Mohd. Salmi Md. Noorani

Copyright © 2003 Mohd. Salmi Md. Noorani. This is an open access article distributed under the Creative Commons Attribution License, which permits unrestricted use, distribution, and reproduction in any medium, provided the original work is properly cited.

Abstract

Let A:T→T be an ergodic automorphism of a finite-dimensional torus T. Also, let G be the set of elements in T with some fixed finite order. Then, G acts on the right of T, and by denoting the restriction of A to G by τ, we have A(xg)=A(x)τ(g) for all x∈T and g∈G. Now, let A˜:T˜→T˜ be the (ergodic) automorphism induced by the G-action on T. Let τ˜ be an A˜-closed orbit (i.e., periodic orbit) and τ an A-closed orbit which is a lift of τ˜. Then, the degree of τ over τ˜ is defined by the integer deg(τ/τ˜)=λ(τ)/λ(τ˜), where λ( ) denotes the (least) period of the respective closed orbits.
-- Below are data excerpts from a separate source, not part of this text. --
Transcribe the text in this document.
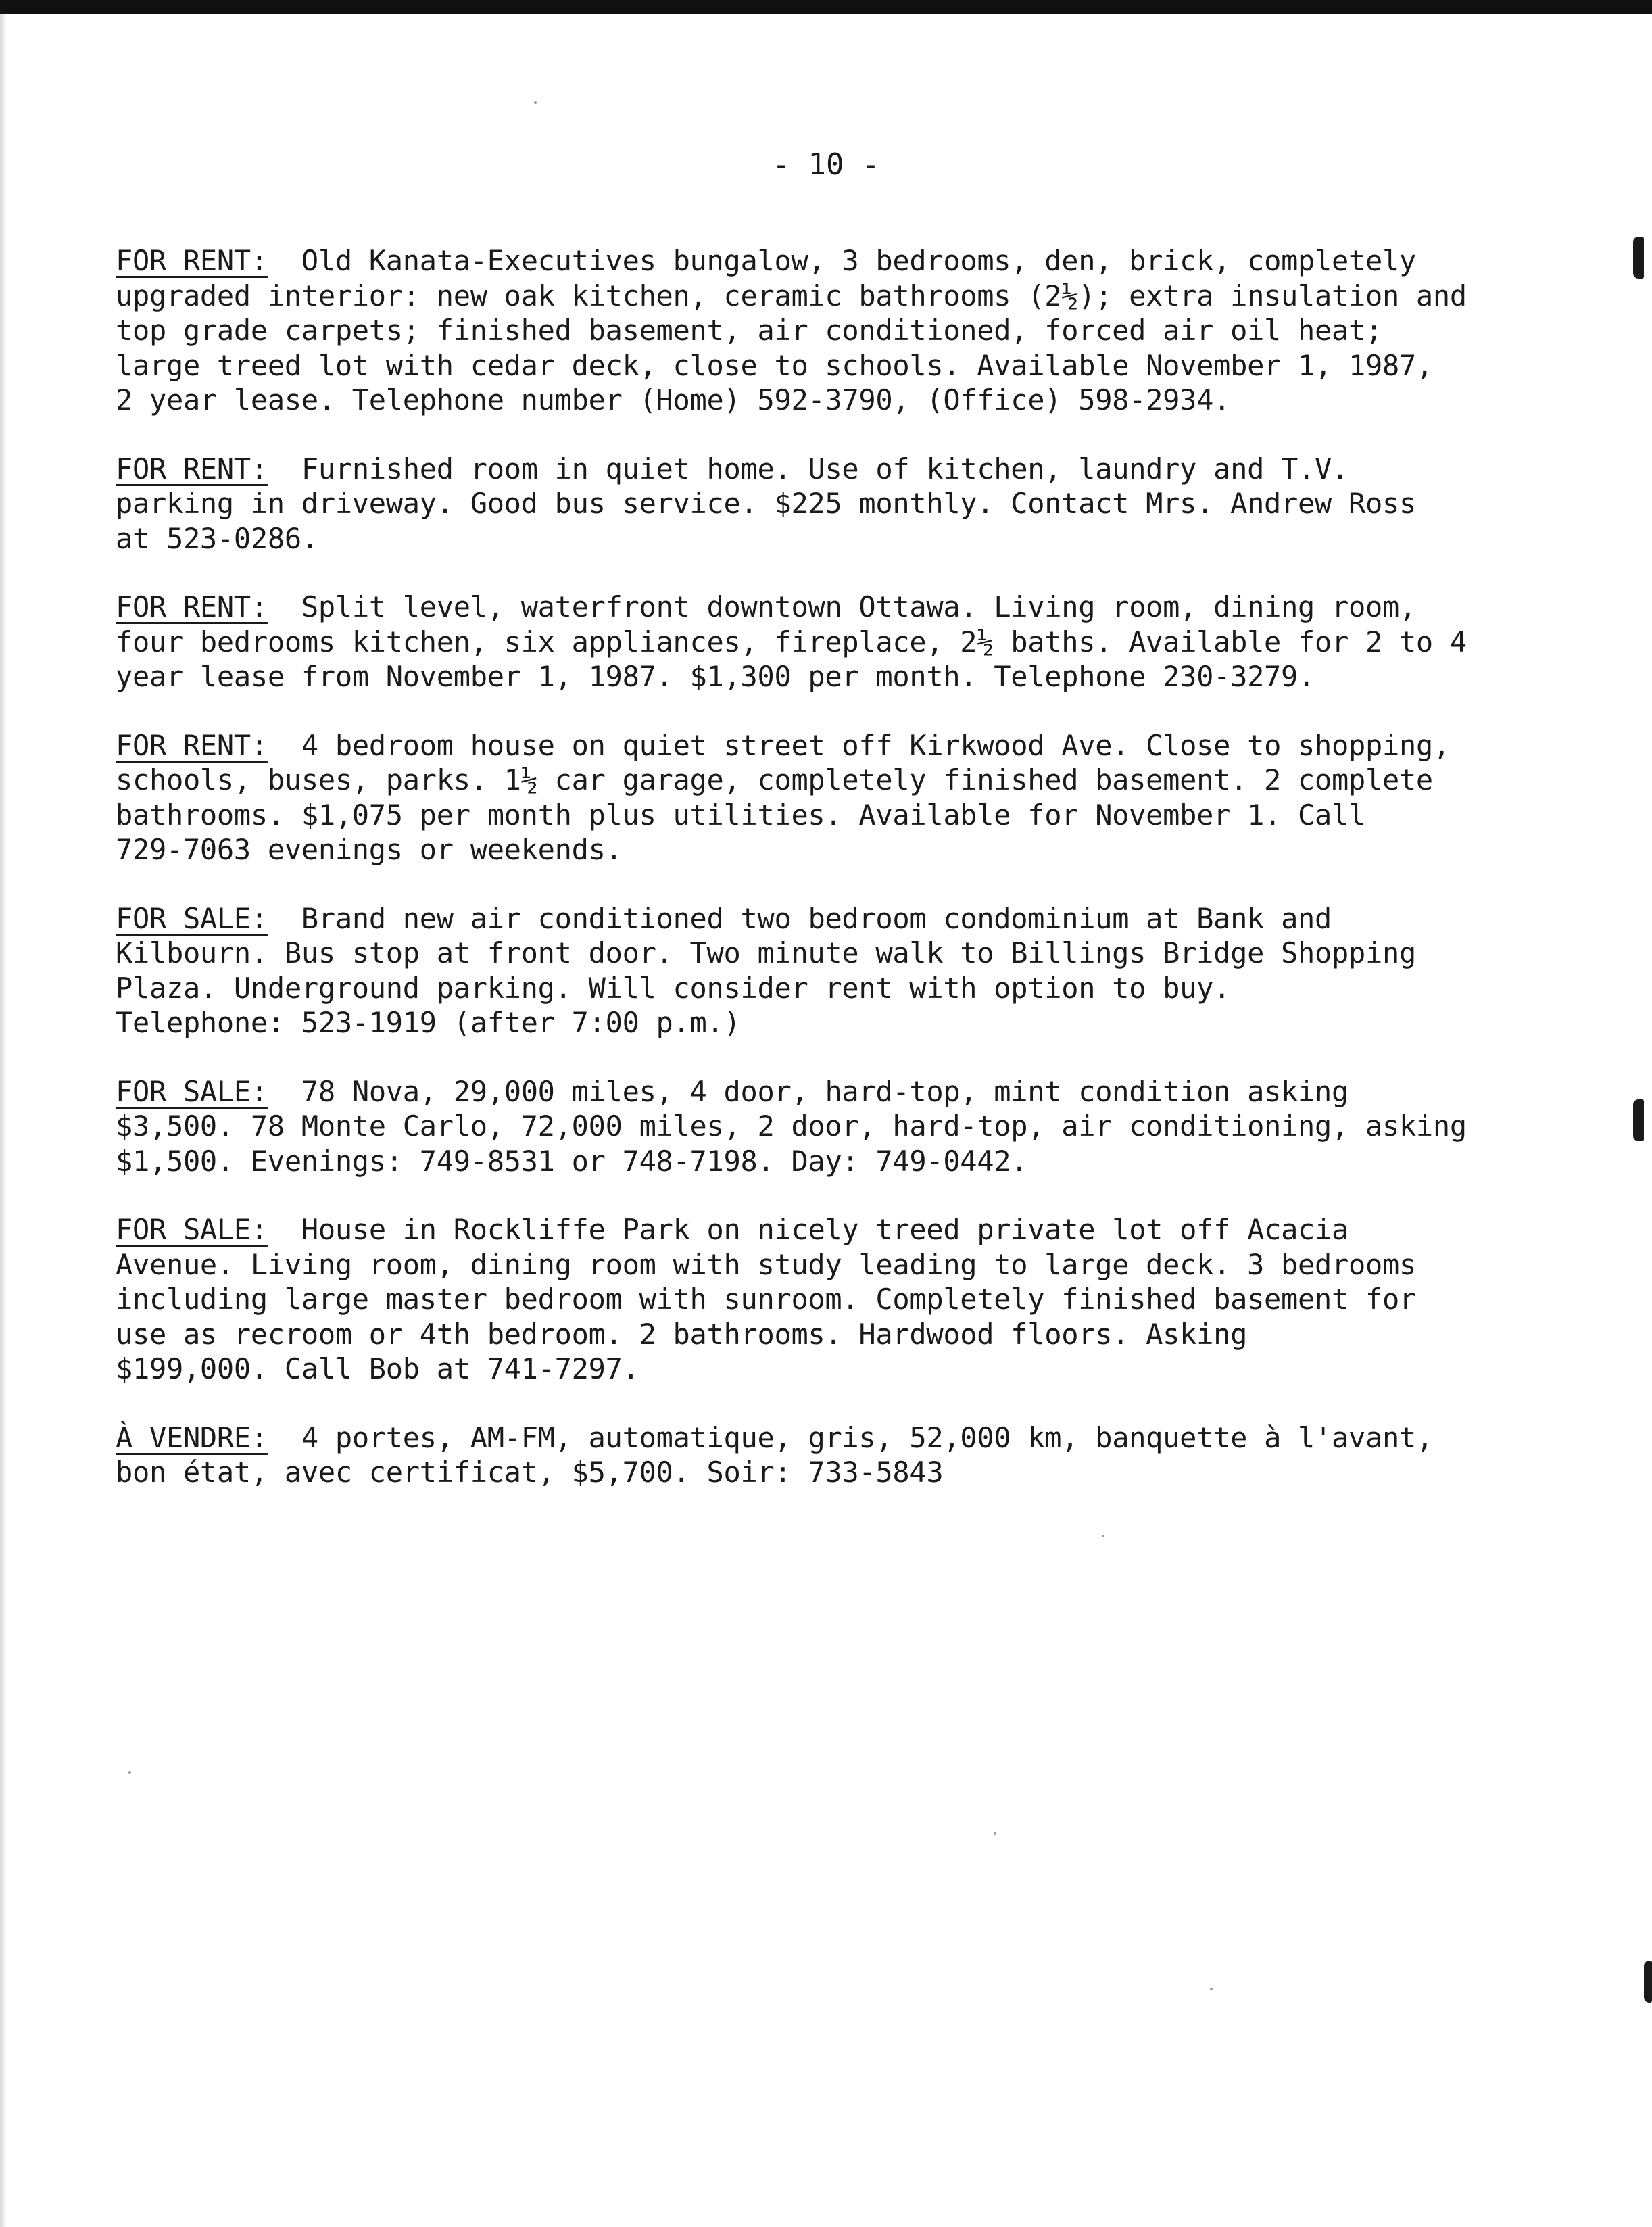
- 10 -
FOR RENT: Old Kanata-Executives bungalow, 3 bedrooms, den, brick, completely
upgraded interior: new oak kitchen, ceramic bathrooms (2½); extra insulation and
top grade carpets; finished basement, air conditioned, forced air oil heat;
large treed lot with cedar deck, close to schools. Available November 1, 1987,
2 year lease. Telephone number (Home) 592-3790, (Office) 598-2934.
FOR RENT: Furnished room in quiet home. Use of kitchen, laundry and T.V.
parking in driveway. Good bus service. $225 monthly. Contact Mrs. Andrew Ross
at 523-0286.
FOR RENT: Split level, waterfront downtown Ottawa. Living room, dining room,
four bedrooms kitchen, six appliances, fireplace, 2½ baths. Available for 2 to 4
year lease from November 1, 1987. $1,300 per month. Telephone 230-3279.
FOR RENT: 4 bedroom house on quiet street off Kirkwood Ave. Close to shopping,
schools, buses, parks. 1½ car garage, completely finished basement. 2 complete
bathrooms. $1,075 per month plus utilities. Available for November 1. Call
729-7063 evenings or weekends.
FOR SALE: Brand new air conditioned two bedroom condominium at Bank and
Kilbourn. Bus stop at front door. Two minute walk to Billings Bridge Shopping
Plaza. Underground parking. Will consider rent with option to buy.
Telephone: 523-1919 (after 7:00 p.m.)
FOR SALE: 78 Nova, 29,000 miles, 4 door, hard-top, mint condition asking
$3,500. 78 Monte Carlo, 72,000 miles, 2 door, hard-top, air conditioning, asking
$1,500. Evenings: 749-8531 or 748-7198. Day: 749-0442.
FOR SALE: House in Rockliffe Park on nicely treed private lot off Acacia
Avenue. Living room, dining room with study leading to large deck. 3 bedrooms
including large master bedroom with sunroom. Completely finished basement for
use as recroom or 4th bedroom. 2 bathrooms. Hardwood floors. Asking
$199,000. Call Bob at 741-7297.
À VENDRE: 4 portes, AM-FM, automatique, gris, 52,000 km, banquette à l'avant,
bon état, avec certificat, $5,700. Soir: 733-5843
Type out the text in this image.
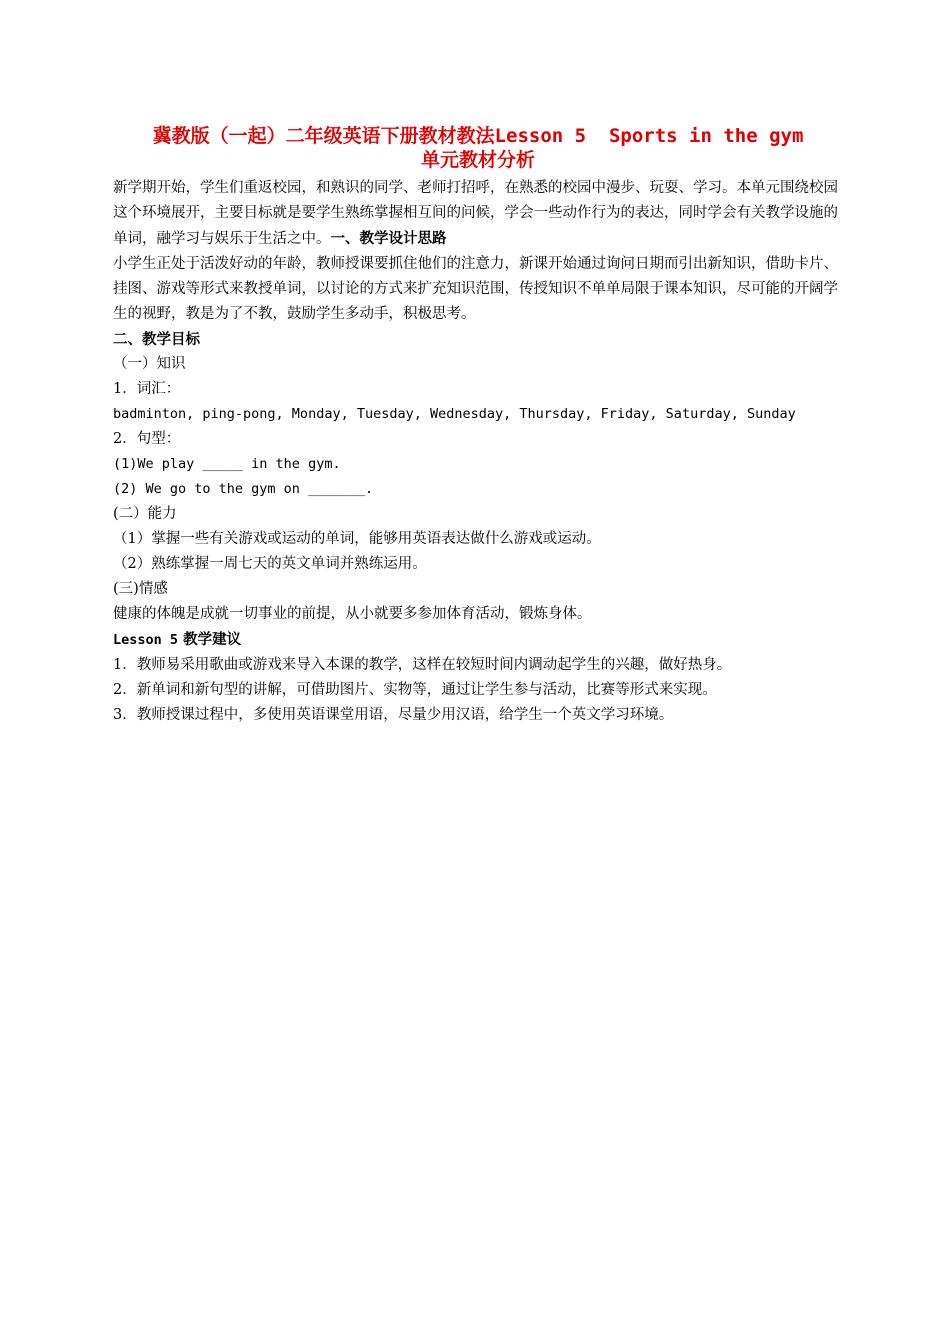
冀教版（一起）二年级英语下册教材教法Lesson 5  Sports in the gym
单元教材分析

新学期开始，学生们重返校园，和熟识的同学、老师打招呼，在熟悉的校园中漫步、玩耍、学习。本单元围绕校园这个环境展开，主要目标就是要学生熟练掌握相互间的问候，学会一些动作行为的表达，同时学会有关教学设施的单词，融学习与娱乐于生活之中。一、教学设计思路

小学生正处于活泼好动的年龄，教师授课要抓住他们的注意力，新课开始通过询问日期而引出新知识，借助卡片、挂图、游戏等形式来教授单词，以讨论的方式来扩充知识范围，传授知识不单单局限于课本知识，尽可能的开阔学生的视野，教是为了不教，鼓励学生多动手，积极思考。

二、教学目标

（一）知识

1．词汇：

badminton, ping-pong, Monday, Tuesday, Wednesday, Thursday, Friday, Saturday, Sunday

2．句型：

(1)We play _____ in the gym.

(2) We go to the gym on _______.

(二）能力

（1）掌握一些有关游戏或运动的单词，能够用英语表达做什么游戏或运动。

（2）熟练掌握一周七天的英文单词并熟练运用。

(三)情感

健康的体魄是成就一切事业的前提，从小就要多参加体育活动，锻炼身体。

Lesson 5 教学建议

1．教师易采用歌曲或游戏来导入本课的教学，这样在较短时间内调动起学生的兴趣，做好热身。

2．新单词和新句型的讲解，可借助图片、实物等，通过让学生参与活动，比赛等形式来实现。

3．教师授课过程中，多使用英语课堂用语，尽量少用汉语，给学生一个英文学习环境。
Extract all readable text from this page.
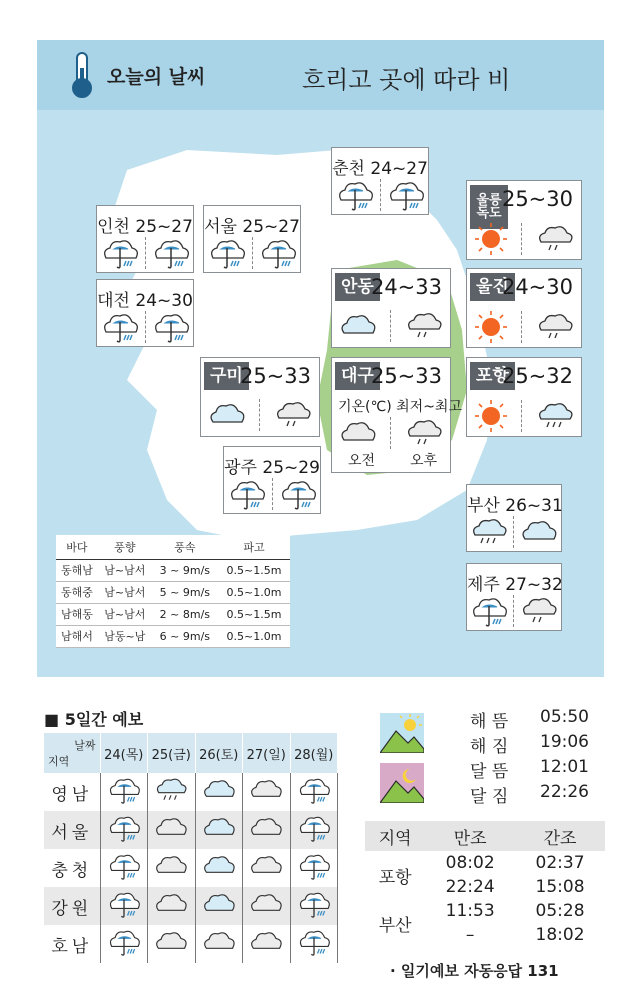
오늘의 날씨	흐리고 곳에 따라 비
춘천 24~27
인천 25~27 서울 25~27
대전 24~30
광주 25~29
부산 26~31
제주 27~32
울릉 독도
25~30
안동
24~33	울진
24~30
구미
25~33	대구
25~33
기온(℃) 최저~최고
오전 오후
포항
25~32
바다	풍향	풍속	파고
동해남	남~남서	3 ~ 9m/s	0.5~1.5m
동해중	남~남서	5 ~ 9m/s	0.5~1.0m
남해동	남~남서	2 ~ 8m/s	0.5~1.5m
남해서	남동~남	6 ~ 9m/s	0.5~1.0m
■ 5일간 예보
날짜
지역	24(목)	25(금)	26(토)	27(일)	28(월)
영남					
서울					
충청					
강원					
호남					
해 뜸 05:50
해 짐 19:06
달 뜸 12:01
달 짐 22:26
지역	만조	간조
포항	08:02	02:37
	22:24	15:08
부산	11:53	05:28
	–	18:02
· 일기예보 자동응답 131
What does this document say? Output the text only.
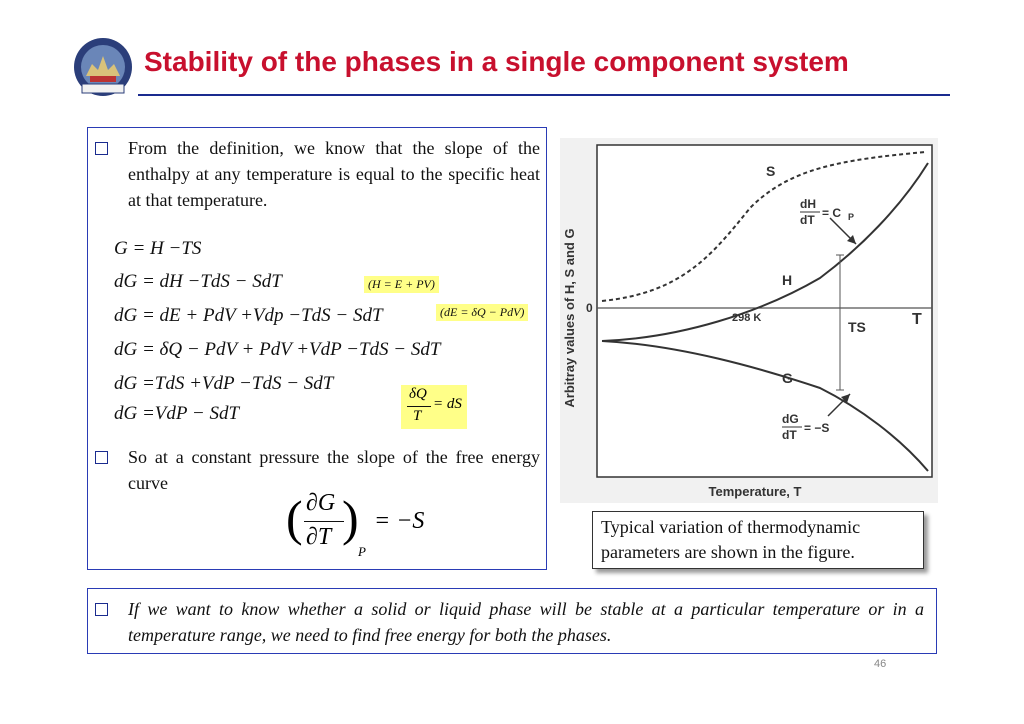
Stability of the phases in a single component system
From the definition, we know that the slope of the enthalpy at any temperature is equal to the specific heat at that temperature.
G = H −TS
dG = dH −TdS − SdT
dG = dE + PdV +Vdp −TdS − SdT
dG = δQ − PdV + PdV +VdP −TdS − SdT
dG =TdS +VdP −TdS − SdT
dG =VdP − SdT
(H = E + PV)
(dE = δQ − PdV)
δQ
T
= dS
So at a constant pressure the slope of the free energy curve
( ∂G
∂T )
P
= −S
Arbitray values of H, S and G
Temperature, T
0
T
298 K
S
H
G
TS
dH
dT = C P
dG
dT = −S
Typical variation of thermodynamic parameters are shown in the figure.
If we want to know whether a solid or liquid phase will be stable at a particular temperature or in a temperature range, we need to find free energy for both the phases.
46
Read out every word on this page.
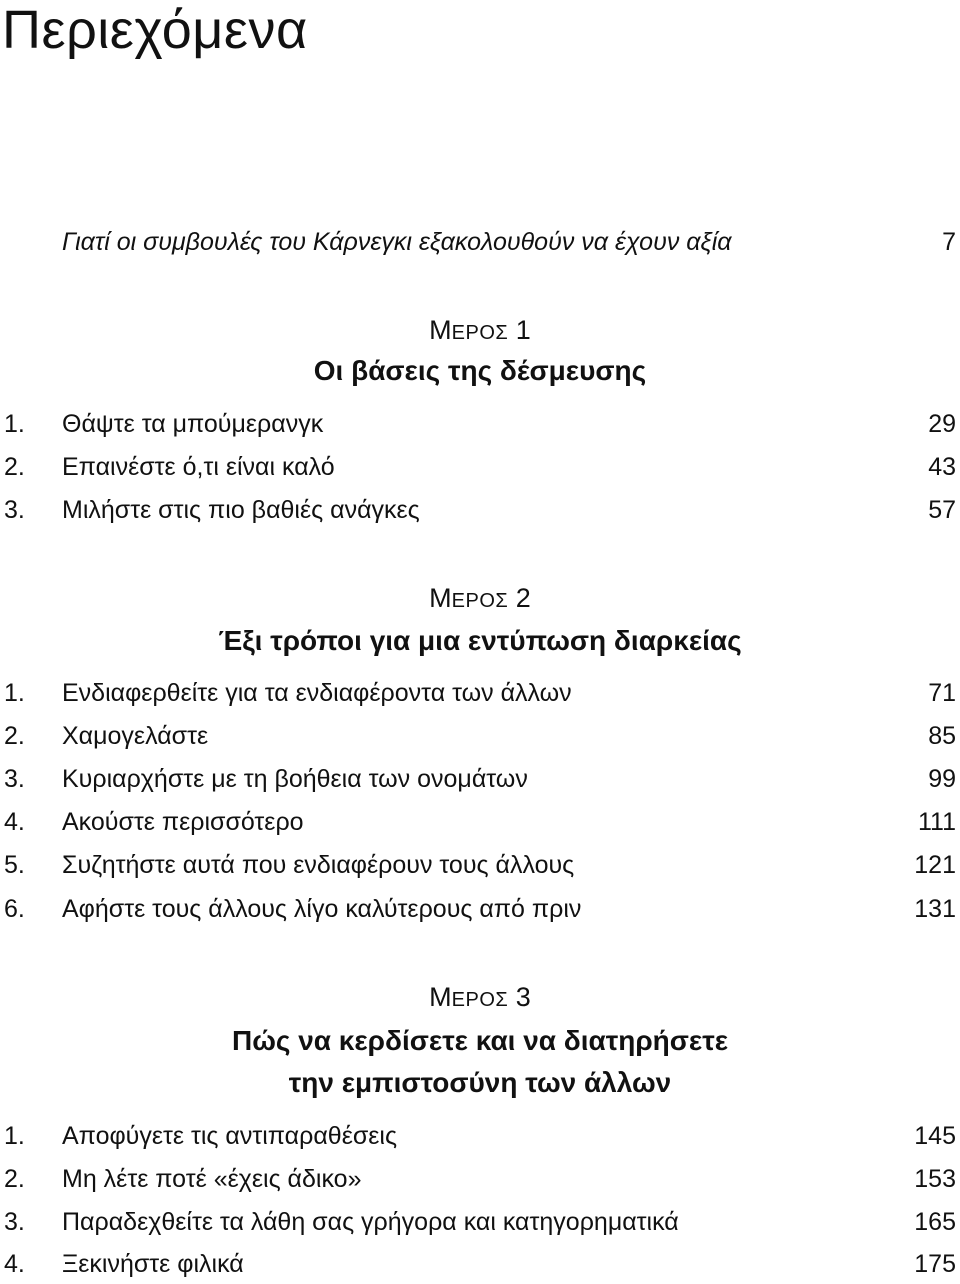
Περιεχόμενα
Γιατί οι συμβουλές του Κάρνεγκι εξακολουθούν να έχουν αξία	7
ΜΕΡΟΣ 1
Οι βάσεις της δέσμευσης
1.	Θάψτε τα μπούμερανγκ	29
2.	Επαινέστε ό,τι είναι καλό	43
3.	Μιλήστε στις πιο βαθιές ανάγκες	57
ΜΕΡΟΣ 2
Έξι τρόποι για μια εντύπωση διαρκείας
1.	Ενδιαφερθείτε για τα ενδιαφέροντα των άλλων	71
2.	Χαμογελάστε	85
3.	Κυριαρχήστε με τη βοήθεια των ονομάτων	99
4.	Ακούστε περισσότερο	111
5.	Συζητήστε αυτά που ενδιαφέρουν τους άλλους	121
6.	Αφήστε τους άλλους λίγο καλύτερους από πριν	131
ΜΕΡΟΣ 3
Πώς να κερδίσετε και να διατηρήσετε
την εμπιστοσύνη των άλλων
1.	Αποφύγετε τις αντιπαραθέσεις	145
2.	Μη λέτε ποτέ «έχεις άδικο»	153
3.	Παραδεχθείτε τα λάθη σας γρήγορα και κατηγορηματικά	165
4.	Ξεκινήστε φιλικά	175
Suppose that τ1,…,τt is the distinct A-closed orbits that covers τ˜. Then, deg(τ1/τ˜)+⋯+deg(τt/τ˜)=|G|. Now, let l¯=(deg(τ1/τ˜),…,deg(τt/τ˜)). Then, the previous equation implies that the t-tuple l¯ is a partition of the integer |G| (after reordering if needed). In this case, we say that τ˜ induces the partition l¯ of the integer |G|. Our aim in this paper is to characterize this partition l¯ for which Al¯={τ˜⊂T˜:τ˜ induces the partition l¯} is nonempty and provides an asymptotic formula involving the closed orbits in such a set as their period goes to infinity.